Adımları hızlandıkça can acısı ağırlaşıp kalbinin orta yerine çöküverdi oğlanın. Çatlamak üzere çatırdadı yüreği, kalbini kırmıştı Jongin hem de en hassas yerinden ve şimdi çatlaklardan içeriye sızan safi azap, ruhunu kızgın cehennem ateşi gibi yakıp kavuruyordu.

Daha hızlı, daha uzağa koştu nefes nefese.

Uzaklaştığı kişi Jongin'di belki ama esas uzaklaşmak istediği kendi.

İnsan kendinden kaçabilir miydi sahi? Ruhunu saran beden denen kabuktan yahut bedenini dolduran ruhtan, ya da olduğu söylenen her şeyden...

Kimliği, kişiliği, acıları ve pişmanlıkları da dahil büründüğü tüm kalıplardan, boyandığı bütün renklerden, yapıştırılan etiketlerden azat olabilir miydi?

Gökkuşağı olamıyordu madem, bahar gibi kokamıyordu madem, o da göklerden düşen okyanuslara karışan berrak bir su tanesi gibi renksiz ve kokusuz olurdu. Ama mümkün müydü?

Bir hiç olmak hakkında düşünürken çöken omuzları ile, yokluğun içinde varlık bulmak, hiçliğe ait olmak istedi minik adam.

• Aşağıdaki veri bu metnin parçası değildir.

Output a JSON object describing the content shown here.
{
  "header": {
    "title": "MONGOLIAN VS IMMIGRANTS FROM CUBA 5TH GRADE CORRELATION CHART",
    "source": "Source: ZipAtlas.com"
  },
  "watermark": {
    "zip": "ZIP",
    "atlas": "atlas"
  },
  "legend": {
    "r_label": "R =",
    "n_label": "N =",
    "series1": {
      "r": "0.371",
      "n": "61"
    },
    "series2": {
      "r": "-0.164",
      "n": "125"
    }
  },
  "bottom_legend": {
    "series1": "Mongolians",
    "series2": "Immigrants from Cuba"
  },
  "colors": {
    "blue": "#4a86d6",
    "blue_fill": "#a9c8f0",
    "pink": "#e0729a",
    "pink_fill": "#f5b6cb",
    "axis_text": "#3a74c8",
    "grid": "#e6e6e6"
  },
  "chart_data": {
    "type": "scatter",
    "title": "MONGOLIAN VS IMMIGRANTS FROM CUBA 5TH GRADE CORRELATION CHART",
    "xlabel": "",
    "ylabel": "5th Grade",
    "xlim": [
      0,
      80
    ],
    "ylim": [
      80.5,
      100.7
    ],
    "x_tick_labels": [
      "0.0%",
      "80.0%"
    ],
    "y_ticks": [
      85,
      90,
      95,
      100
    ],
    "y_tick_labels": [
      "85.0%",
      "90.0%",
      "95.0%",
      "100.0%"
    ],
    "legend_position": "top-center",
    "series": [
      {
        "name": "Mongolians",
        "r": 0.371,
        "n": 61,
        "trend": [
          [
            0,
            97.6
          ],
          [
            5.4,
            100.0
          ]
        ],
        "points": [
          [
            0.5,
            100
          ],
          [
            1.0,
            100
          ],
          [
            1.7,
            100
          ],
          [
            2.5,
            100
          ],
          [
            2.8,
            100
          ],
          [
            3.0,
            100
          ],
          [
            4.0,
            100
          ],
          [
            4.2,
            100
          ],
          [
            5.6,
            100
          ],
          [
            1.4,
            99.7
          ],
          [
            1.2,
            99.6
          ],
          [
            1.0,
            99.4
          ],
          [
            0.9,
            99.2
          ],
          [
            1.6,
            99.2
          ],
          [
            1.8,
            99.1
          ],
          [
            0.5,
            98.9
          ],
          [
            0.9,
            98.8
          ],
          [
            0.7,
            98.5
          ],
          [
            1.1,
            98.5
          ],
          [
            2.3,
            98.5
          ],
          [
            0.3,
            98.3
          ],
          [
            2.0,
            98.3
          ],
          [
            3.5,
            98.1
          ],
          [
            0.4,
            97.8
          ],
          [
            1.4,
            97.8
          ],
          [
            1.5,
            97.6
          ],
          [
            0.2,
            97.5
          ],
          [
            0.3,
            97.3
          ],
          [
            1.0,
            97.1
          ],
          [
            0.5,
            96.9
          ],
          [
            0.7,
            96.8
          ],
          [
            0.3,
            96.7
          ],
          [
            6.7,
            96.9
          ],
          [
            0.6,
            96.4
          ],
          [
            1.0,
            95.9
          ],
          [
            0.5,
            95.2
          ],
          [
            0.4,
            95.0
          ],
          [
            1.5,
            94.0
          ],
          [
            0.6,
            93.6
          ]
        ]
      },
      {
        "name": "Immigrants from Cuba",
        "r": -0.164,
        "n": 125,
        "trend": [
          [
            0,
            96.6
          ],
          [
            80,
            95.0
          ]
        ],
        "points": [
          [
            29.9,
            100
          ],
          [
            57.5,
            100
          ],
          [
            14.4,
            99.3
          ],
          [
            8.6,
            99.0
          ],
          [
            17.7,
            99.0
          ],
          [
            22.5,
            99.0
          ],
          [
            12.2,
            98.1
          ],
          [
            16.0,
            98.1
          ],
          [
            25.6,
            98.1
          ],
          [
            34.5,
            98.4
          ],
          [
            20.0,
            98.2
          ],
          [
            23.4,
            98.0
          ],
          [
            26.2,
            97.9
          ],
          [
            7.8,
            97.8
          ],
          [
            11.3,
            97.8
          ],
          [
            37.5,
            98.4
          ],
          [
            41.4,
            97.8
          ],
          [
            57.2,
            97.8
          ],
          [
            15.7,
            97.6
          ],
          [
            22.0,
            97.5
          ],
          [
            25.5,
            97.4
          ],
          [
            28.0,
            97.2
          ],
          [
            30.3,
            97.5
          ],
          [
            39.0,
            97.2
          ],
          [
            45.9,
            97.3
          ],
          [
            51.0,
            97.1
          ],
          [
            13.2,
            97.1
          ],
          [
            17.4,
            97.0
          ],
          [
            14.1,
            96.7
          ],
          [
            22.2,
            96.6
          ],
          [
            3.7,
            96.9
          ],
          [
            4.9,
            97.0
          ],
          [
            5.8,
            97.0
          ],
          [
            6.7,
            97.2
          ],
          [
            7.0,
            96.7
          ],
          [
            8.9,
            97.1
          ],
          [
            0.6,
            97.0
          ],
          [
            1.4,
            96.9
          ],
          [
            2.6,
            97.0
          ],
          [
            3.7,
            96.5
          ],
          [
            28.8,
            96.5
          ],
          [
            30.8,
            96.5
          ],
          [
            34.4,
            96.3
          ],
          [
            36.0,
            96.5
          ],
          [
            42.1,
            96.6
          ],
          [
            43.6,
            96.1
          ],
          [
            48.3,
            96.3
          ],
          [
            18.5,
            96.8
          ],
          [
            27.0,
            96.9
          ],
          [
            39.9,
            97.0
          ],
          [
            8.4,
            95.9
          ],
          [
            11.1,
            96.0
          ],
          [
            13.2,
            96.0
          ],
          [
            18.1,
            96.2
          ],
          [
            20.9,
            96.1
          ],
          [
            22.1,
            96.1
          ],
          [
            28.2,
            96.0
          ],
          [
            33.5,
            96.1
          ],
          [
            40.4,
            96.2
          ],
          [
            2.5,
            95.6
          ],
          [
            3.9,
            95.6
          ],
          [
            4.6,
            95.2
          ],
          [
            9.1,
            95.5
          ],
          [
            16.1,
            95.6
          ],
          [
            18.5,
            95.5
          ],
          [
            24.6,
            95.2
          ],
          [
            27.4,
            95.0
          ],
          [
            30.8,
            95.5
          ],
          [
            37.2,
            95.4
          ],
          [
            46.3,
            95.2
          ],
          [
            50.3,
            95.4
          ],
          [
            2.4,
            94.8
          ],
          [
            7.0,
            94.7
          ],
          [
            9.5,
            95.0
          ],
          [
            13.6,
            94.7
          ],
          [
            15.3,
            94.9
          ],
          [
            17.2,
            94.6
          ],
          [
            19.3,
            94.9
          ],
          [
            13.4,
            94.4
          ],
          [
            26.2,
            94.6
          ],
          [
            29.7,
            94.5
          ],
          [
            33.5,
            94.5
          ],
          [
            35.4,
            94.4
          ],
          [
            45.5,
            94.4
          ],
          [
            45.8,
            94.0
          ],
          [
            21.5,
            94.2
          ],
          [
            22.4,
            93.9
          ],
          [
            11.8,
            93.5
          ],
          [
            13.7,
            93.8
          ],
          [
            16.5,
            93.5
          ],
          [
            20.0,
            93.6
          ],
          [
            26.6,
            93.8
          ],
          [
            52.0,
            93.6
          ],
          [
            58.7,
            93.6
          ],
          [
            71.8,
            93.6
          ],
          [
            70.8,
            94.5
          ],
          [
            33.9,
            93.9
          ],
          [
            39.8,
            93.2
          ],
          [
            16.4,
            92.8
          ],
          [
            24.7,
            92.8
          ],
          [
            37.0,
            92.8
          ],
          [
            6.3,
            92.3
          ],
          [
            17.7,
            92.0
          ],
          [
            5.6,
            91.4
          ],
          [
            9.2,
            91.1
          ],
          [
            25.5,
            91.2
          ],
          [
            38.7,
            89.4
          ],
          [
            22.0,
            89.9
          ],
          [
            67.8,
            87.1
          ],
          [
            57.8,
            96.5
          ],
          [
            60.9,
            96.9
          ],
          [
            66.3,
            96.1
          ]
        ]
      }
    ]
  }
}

Varlığın içinde yok olmaktansa böylesi daha hoş göründü gözüne.

Ama anlayamıyordu. O, bütün bir galaksiyi dolduracak kadar büyük hüzünleri ufacık kalbinde taşıyabiliyordu da koca kainata kıyasla hiç hükmünde küçük bir zerre olan varlığı nasıl olup da hiçbir yere sığmıyor, hiçbir yerde kabul görmüyordu? Gönül nicelerini kabul eden engin bir kucak iken neden kimsenin gönlünde ona yer yoktu?

Halbuki hiç kötü bir çocuk olmamış, kimseye zarar vermemişti şimdiye dek. Kötü olmadığı gibi kötümser de olmamıştı genç, yaşadığı en kötü olayda bile bardağı dolu görmeyi başarabilmiş, vardır bir hikmeti diyerek yüreciğini teselli ederken mantığını da buna ikna edebilmişti. Zaten bu yaşına değin ayakta kalabilmesi de bu sayede olmamış mıydı?

Peki ya şimdi?..

Bir günah işlemişti, çok büyük bir günah... Tanrının şahitlik ettiği kutsal bir kurum olan evliliği hafife aldığı, çıkarına alet ettiği yetmiyormuş gibi ona güvenip de evladıymışçasına merhametli davranan Jinmi anneyi ve diğer masum köylüleri kandırmış, insanların duygularıyla oynamıştı.